Rutu Trivedi, Principal Technical Lead – Mental Health and Research, Sense International India, said, “Mental health has always been at the heart of what we do at Sense International India, because for years, we have seen individuals with deafblindness carry emotional burdens that no one around them had the tools to recognize, let alone address. Aggression, withdrawal, silence, these are not behaviours to be corrected. They are cries to be heard. SII-SAMWED and the Psycho-Social First Aid programme are our commitment to ensuring that the people closest to these individuals, their parents, their educators, and their caregivers, are finally equipped to listen. Because when we build that capacity, we do not just improve mental health outcomes. We give a child back their dignity.”  

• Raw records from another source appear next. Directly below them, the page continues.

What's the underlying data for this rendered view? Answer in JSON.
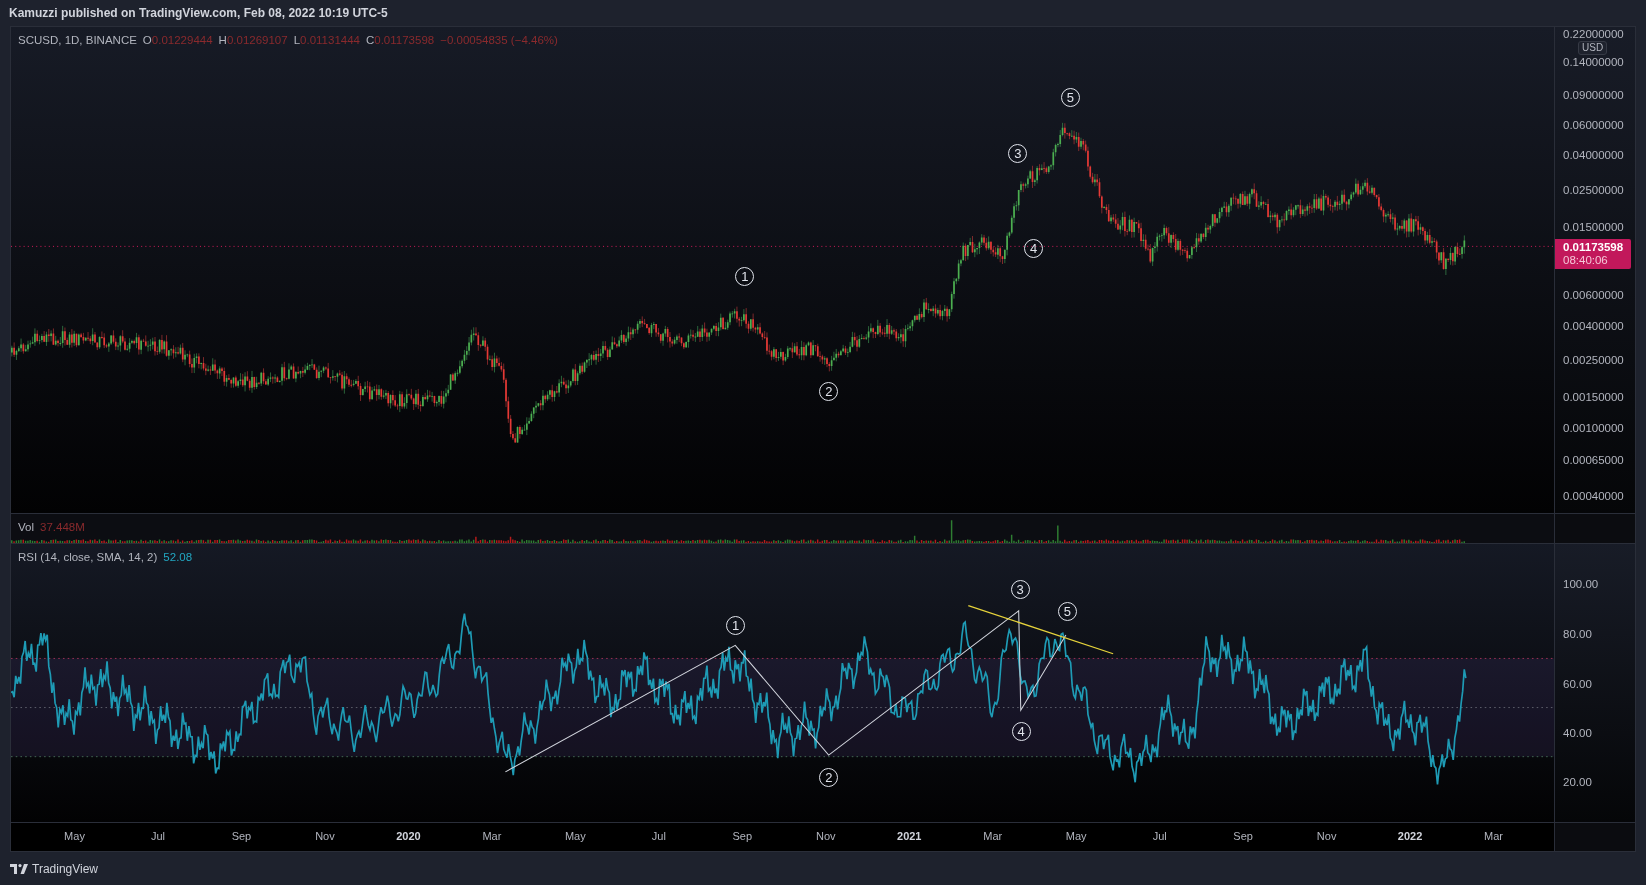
{
  "header": {
    "text": "Kamuzzi published on TradingView.com, Feb 08, 2022 10:19 UTC-5"
  },
  "legend": {
    "symbol": "SCUSD, 1D, BINANCE",
    "values": [
      {
        "key": "O",
        "value": "0.01229444"
      },
      {
        "key": "H",
        "value": "0.01269107"
      },
      {
        "key": "L",
        "value": "0.01131444"
      },
      {
        "key": "C",
        "value": "0.01173598"
      }
    ],
    "change": "−0.00054835 (−4.46%)"
  },
  "price_axis": {
    "labels": [
      "0.22000000",
      "0.14000000",
      "0.09000000",
      "0.06000000",
      "0.04000000",
      "0.02500000",
      "0.01500000",
      "0.00600000",
      "0.00400000",
      "0.00250000",
      "0.00150000",
      "0.00100000",
      "0.00065000",
      "0.00040000"
    ],
    "currency": "USD",
    "last_price": "0.01173598",
    "countdown": "08:40:06"
  },
  "wave_labels": [
    "1",
    "2",
    "3",
    "4",
    "5"
  ],
  "volume": {
    "label": "Vol",
    "value": "37.448M"
  },
  "rsi": {
    "label": "RSI (14, close, SMA, 14, 2)",
    "value": "52.08",
    "axis_labels": [
      "100.00",
      "80.00",
      "60.00",
      "40.00",
      "20.00"
    ],
    "wave_labels": [
      "1",
      "2",
      "3",
      "4",
      "5"
    ]
  },
  "time_axis": [
    {
      "label": "May",
      "kind": "month"
    },
    {
      "label": "Jul",
      "kind": "month"
    },
    {
      "label": "Sep",
      "kind": "month"
    },
    {
      "label": "Nov",
      "kind": "month"
    },
    {
      "label": "2020",
      "kind": "year"
    },
    {
      "label": "Mar",
      "kind": "month"
    },
    {
      "label": "May",
      "kind": "month"
    },
    {
      "label": "Jul",
      "kind": "month"
    },
    {
      "label": "Sep",
      "kind": "month"
    },
    {
      "label": "Nov",
      "kind": "month"
    },
    {
      "label": "2021",
      "kind": "year"
    },
    {
      "label": "Mar",
      "kind": "month"
    },
    {
      "label": "May",
      "kind": "month"
    },
    {
      "label": "Jul",
      "kind": "month"
    },
    {
      "label": "Sep",
      "kind": "month"
    },
    {
      "label": "Nov",
      "kind": "month"
    },
    {
      "label": "2022",
      "kind": "year"
    },
    {
      "label": "Mar",
      "kind": "month"
    }
  ],
  "footer": {
    "brand": "TradingView"
  }
}
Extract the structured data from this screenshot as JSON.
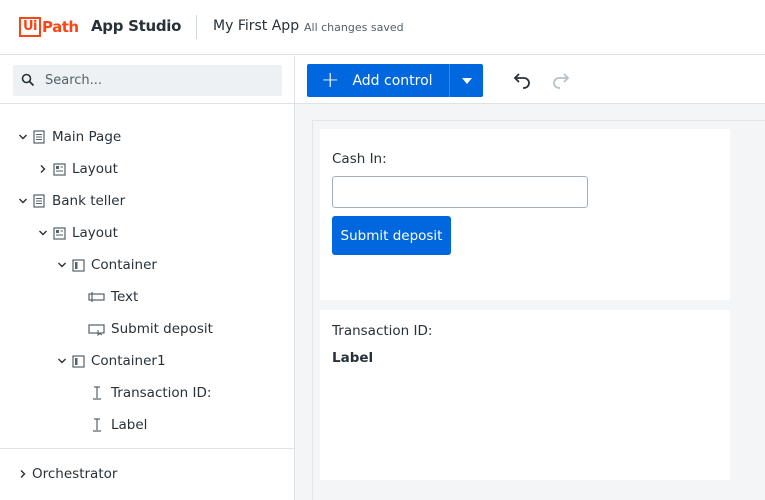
{
  "header": {
    "logo_ui": "Ui",
    "logo_path": "Path",
    "product": "App Studio",
    "app_name": "My First App",
    "save_status": "All changes saved",
    "brand_color": "#fa4616"
  },
  "search": {
    "placeholder": "Search..."
  },
  "tree": [
    {
      "label": "Main Page",
      "icon": "page-icon",
      "expanded": true
    },
    {
      "label": "Layout",
      "icon": "layout-icon",
      "expanded": false
    },
    {
      "label": "Bank teller",
      "icon": "page-icon",
      "expanded": true
    },
    {
      "label": "Layout",
      "icon": "layout-icon",
      "expanded": true
    },
    {
      "label": "Container",
      "icon": "container-icon",
      "expanded": true
    },
    {
      "label": "Text",
      "icon": "textbox-icon"
    },
    {
      "label": "Submit deposit",
      "icon": "button-icon"
    },
    {
      "label": "Container1",
      "icon": "container-icon",
      "expanded": true
    },
    {
      "label": "Transaction ID:",
      "icon": "text-cursor-icon"
    },
    {
      "label": "Label",
      "icon": "text-cursor-icon"
    }
  ],
  "orchestrator": {
    "label": "Orchestrator",
    "expanded": false
  },
  "toolbar": {
    "add_control_label": "Add control",
    "accent_color": "#0067df"
  },
  "canvas": {
    "cash_in_label": "Cash In:",
    "cash_in_value": "",
    "submit_label": "Submit deposit",
    "transaction_label": "Transaction ID:",
    "value_label": "Label"
  }
}
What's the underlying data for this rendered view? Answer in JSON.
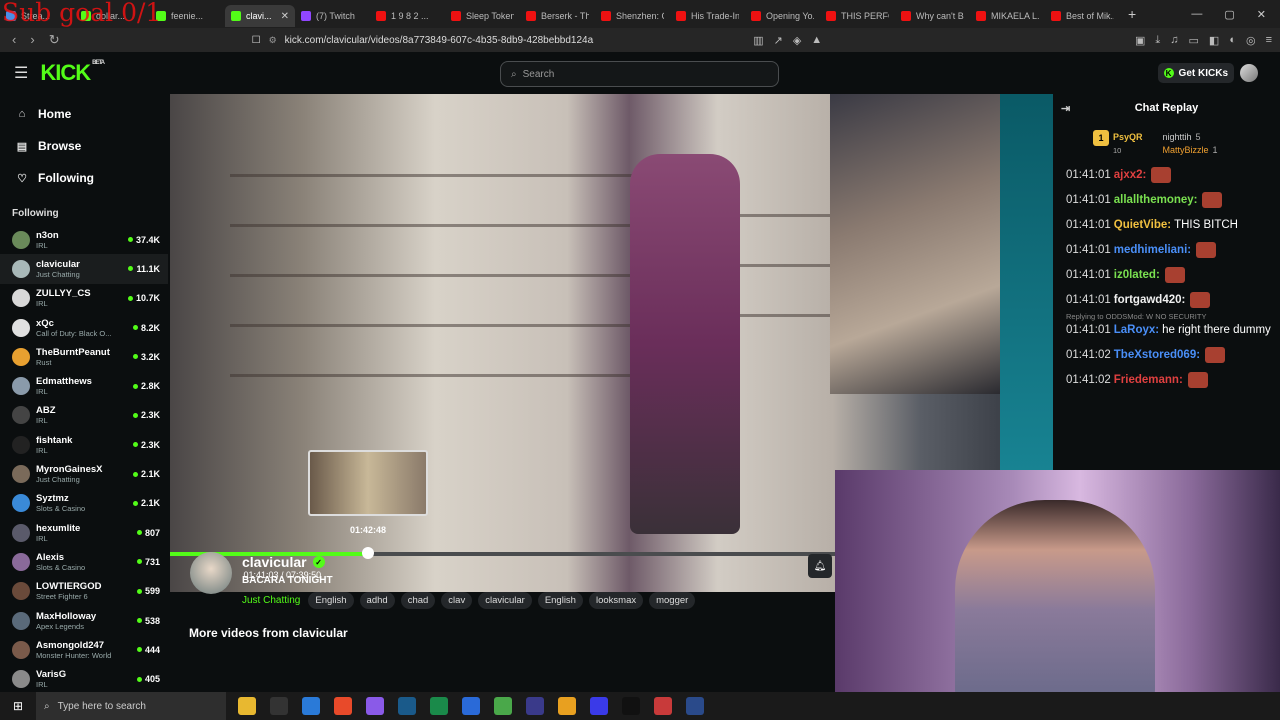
{
  "overlay": {
    "sub_goal": "Sub goal 0/1"
  },
  "browser": {
    "tabs": [
      {
        "title": "Strea...",
        "color": "#4a8fe8"
      },
      {
        "title": "dollar...",
        "color": "#53fc18"
      },
      {
        "title": "feenie...",
        "color": "#53fc18"
      },
      {
        "title": "clavi...",
        "color": "#53fc18",
        "active": true
      },
      {
        "title": "(7) Twitch",
        "color": "#9146ff"
      },
      {
        "title": "1 9 8 2 ...",
        "color": "#e11"
      },
      {
        "title": "Sleep Token",
        "color": "#e11"
      },
      {
        "title": "Berserk - Th...",
        "color": "#e11"
      },
      {
        "title": "Shenzhen: C...",
        "color": "#e11"
      },
      {
        "title": "His Trade-In...",
        "color": "#e11"
      },
      {
        "title": "Opening Yo...",
        "color": "#e11"
      },
      {
        "title": "THIS PERFO...",
        "color": "#e11"
      },
      {
        "title": "Why can't B...",
        "color": "#e11"
      },
      {
        "title": "MIKAELA L...",
        "color": "#e11"
      },
      {
        "title": "Best of Mik...",
        "color": "#e11"
      }
    ],
    "url": "kick.com/clavicular/videos/8a773849-607c-4b35-8db9-428bebbd124a"
  },
  "topnav": {
    "search_placeholder": "Search",
    "get_kicks": "Get KICKs",
    "logo": "KICK",
    "logo_badge": "BETA"
  },
  "sidebar": {
    "nav": [
      {
        "label": "Home",
        "icon": "⌂"
      },
      {
        "label": "Browse",
        "icon": "▤"
      },
      {
        "label": "Following",
        "icon": "♡"
      }
    ],
    "following_header": "Following",
    "channels": [
      {
        "name": "n3on",
        "category": "IRL",
        "viewers": "37.4K",
        "color": "#6a8a5a"
      },
      {
        "name": "clavicular",
        "category": "Just Chatting",
        "viewers": "11.1K",
        "color": "#a8b8b8",
        "active": true
      },
      {
        "name": "ZULLYY_CS",
        "category": "IRL",
        "viewers": "10.7K",
        "color": "#d8d8d8"
      },
      {
        "name": "xQc",
        "category": "Call of Duty: Black O...",
        "viewers": "8.2K",
        "color": "#e0e0e0"
      },
      {
        "name": "TheBurntPeanut",
        "category": "Rust",
        "viewers": "3.2K",
        "color": "#e8a030"
      },
      {
        "name": "Edmatthews",
        "category": "IRL",
        "viewers": "2.8K",
        "color": "#8a9aaa"
      },
      {
        "name": "ABZ",
        "category": "IRL",
        "viewers": "2.3K",
        "color": "#444"
      },
      {
        "name": "fishtank",
        "category": "IRL",
        "viewers": "2.3K",
        "color": "#222"
      },
      {
        "name": "MyronGainesX",
        "category": "Just Chatting",
        "viewers": "2.1K",
        "color": "#7a6a5a"
      },
      {
        "name": "Syztmz",
        "category": "Slots & Casino",
        "viewers": "2.1K",
        "color": "#3a8ad8"
      },
      {
        "name": "hexumlite",
        "category": "IRL",
        "viewers": "807",
        "color": "#5a5a6a"
      },
      {
        "name": "Alexis",
        "category": "Slots & Casino",
        "viewers": "731",
        "color": "#8a6a9a"
      },
      {
        "name": "LOWTIERGOD",
        "category": "Street Fighter 6",
        "viewers": "599",
        "color": "#6a4a3a"
      },
      {
        "name": "MaxHolloway",
        "category": "Apex Legends",
        "viewers": "538",
        "color": "#5a6a7a"
      },
      {
        "name": "Asmongold247",
        "category": "Monster Hunter: World",
        "viewers": "444",
        "color": "#7a5a4a"
      },
      {
        "name": "VarisG",
        "category": "IRL",
        "viewers": "405",
        "color": "#8a8a8a"
      }
    ]
  },
  "player": {
    "hover_time": "01:42:48",
    "time": "01:41:03 / 07:39:50",
    "progress": 0.296,
    "hover_pos": 0.298
  },
  "channel": {
    "name": "clavicular",
    "title": "BACARA TONIGHT",
    "category": "Just Chatting",
    "tags": [
      "English",
      "adhd",
      "chad",
      "clav",
      "clavicular",
      "English",
      "looksmax",
      "mogger"
    ]
  },
  "more_videos": "More videos from clavicular",
  "chat": {
    "header": "Chat Replay",
    "pinned": {
      "badge": "1",
      "user1": "PsyQR",
      "count1": "10",
      "user2": "nighttih",
      "count2": "5",
      "user3": "MattyBizzle",
      "count3": "1"
    },
    "messages": [
      {
        "time": "01:41:01",
        "user": "ajxx2:",
        "color": "#e04040",
        "text": ""
      },
      {
        "time": "01:41:01",
        "user": "allallthemoney:",
        "color": "#7ae050",
        "text": ""
      },
      {
        "time": "01:41:01",
        "user": "QuietVibe:",
        "color": "#f0c040",
        "text": "THIS BITCH"
      },
      {
        "time": "01:41:01",
        "user": "medhimeliani:",
        "color": "#4a8ff8",
        "text": ""
      },
      {
        "time": "01:41:01",
        "user": "iz0lated:",
        "color": "#7ae050",
        "text": ""
      },
      {
        "time": "01:41:01",
        "user": "fortgawd420:",
        "color": "#f0f0f0",
        "text": ""
      },
      {
        "time": "01:41:01",
        "user": "LaRoyx:",
        "color": "#4a8ff8",
        "text": "he right there dummy",
        "reply": "Replying to ODDSMod: W NO SECURITY"
      },
      {
        "time": "01:41:02",
        "user": "TbeXstored069:",
        "color": "#4a8ff8",
        "text": ""
      },
      {
        "time": "01:41:02",
        "user": "Friedemann:",
        "color": "#e04040",
        "text": ""
      }
    ]
  },
  "taskbar": {
    "search_placeholder": "Type here to search"
  }
}
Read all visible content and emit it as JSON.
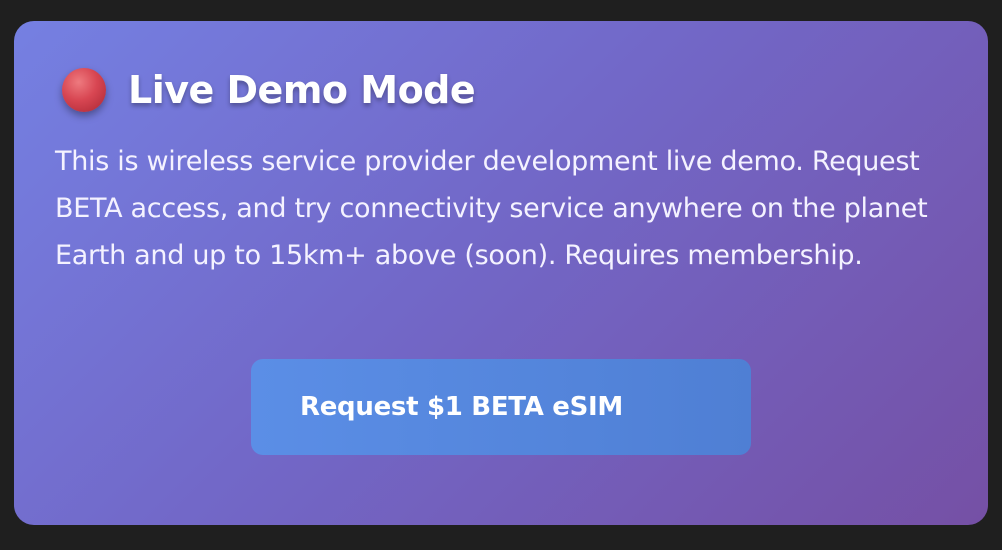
{
  "card": {
    "title": "Live Demo Mode",
    "status_icon": "red-dot-icon",
    "description": "This is wireless service provider development live demo. Request BETA access, and try connectivity service anywhere on the planet Earth and up to 15km+ above (soon). Requires membership.",
    "button_label": "Request $1 BETA eSIM"
  },
  "colors": {
    "page_background": "#1f1f1f",
    "card_gradient_start": "#7580e2",
    "card_gradient_end": "#7550a5",
    "button": "#5b8ee6",
    "status_dot": "#d84652"
  }
}
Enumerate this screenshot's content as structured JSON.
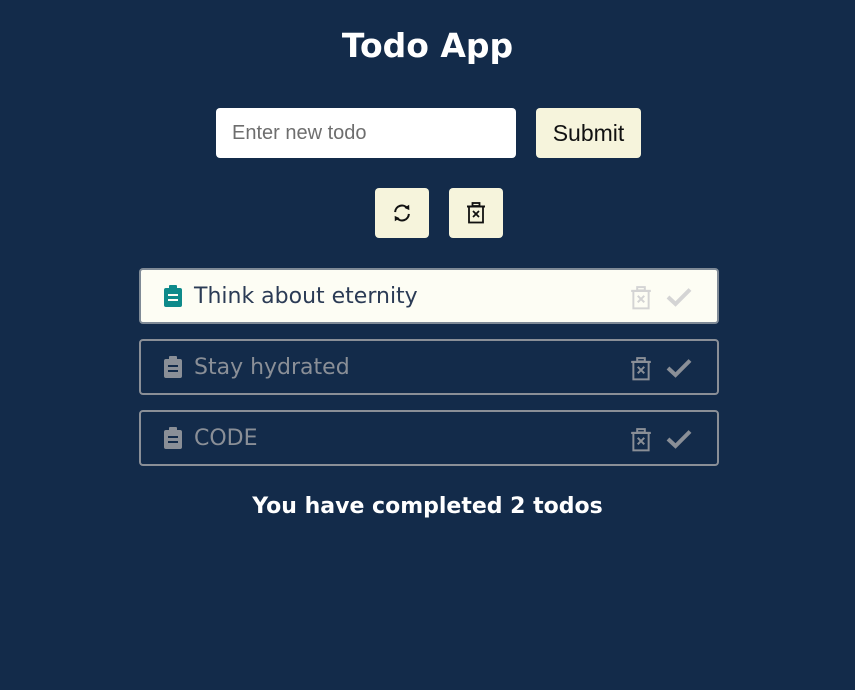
{
  "app": {
    "title": "Todo App"
  },
  "form": {
    "input_placeholder": "Enter new todo",
    "input_value": "",
    "submit_label": "Submit"
  },
  "toolbar": {
    "refresh_icon": "refresh-icon",
    "clear_icon": "delete-all-icon"
  },
  "todos": [
    {
      "text": "Think about eternity",
      "completed": false,
      "icon": "clipboard-icon",
      "icon_color": "#0e8a8a"
    },
    {
      "text": "Stay hydrated",
      "completed": true,
      "icon": "clipboard-icon",
      "icon_color": "#8a8f97"
    },
    {
      "text": "CODE",
      "completed": true,
      "icon": "clipboard-icon",
      "icon_color": "#8a8f97"
    }
  ],
  "footer": {
    "status": "You have completed 2 todos"
  },
  "colors": {
    "background": "#132b4a",
    "button_bg": "#f6f4dc",
    "active_item_bg": "#fdfdf4",
    "accent": "#0e8a8a",
    "muted": "#8a8f97"
  }
}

Mental Health Awareness Month, observed each May, calls for more than conversation. For India’s 500,000 people with deafblindness, who often have no way to say ‘I am struggling,’ what is needed is real infrastructure. The SII-SAMWED and PSFA programmes deliver validated methodologies and trained professionals that are strategically integrated into education plans and counselling frameworks, enabling sustainable and long-term community impact. The COVID-19 pandemic brought this urgency into sharp focus, with families reporting significant increases in anxiety and emotional distress among children and young adults with deafblindness. Sense International India’s response has been systematic, evidence-based, and built to last.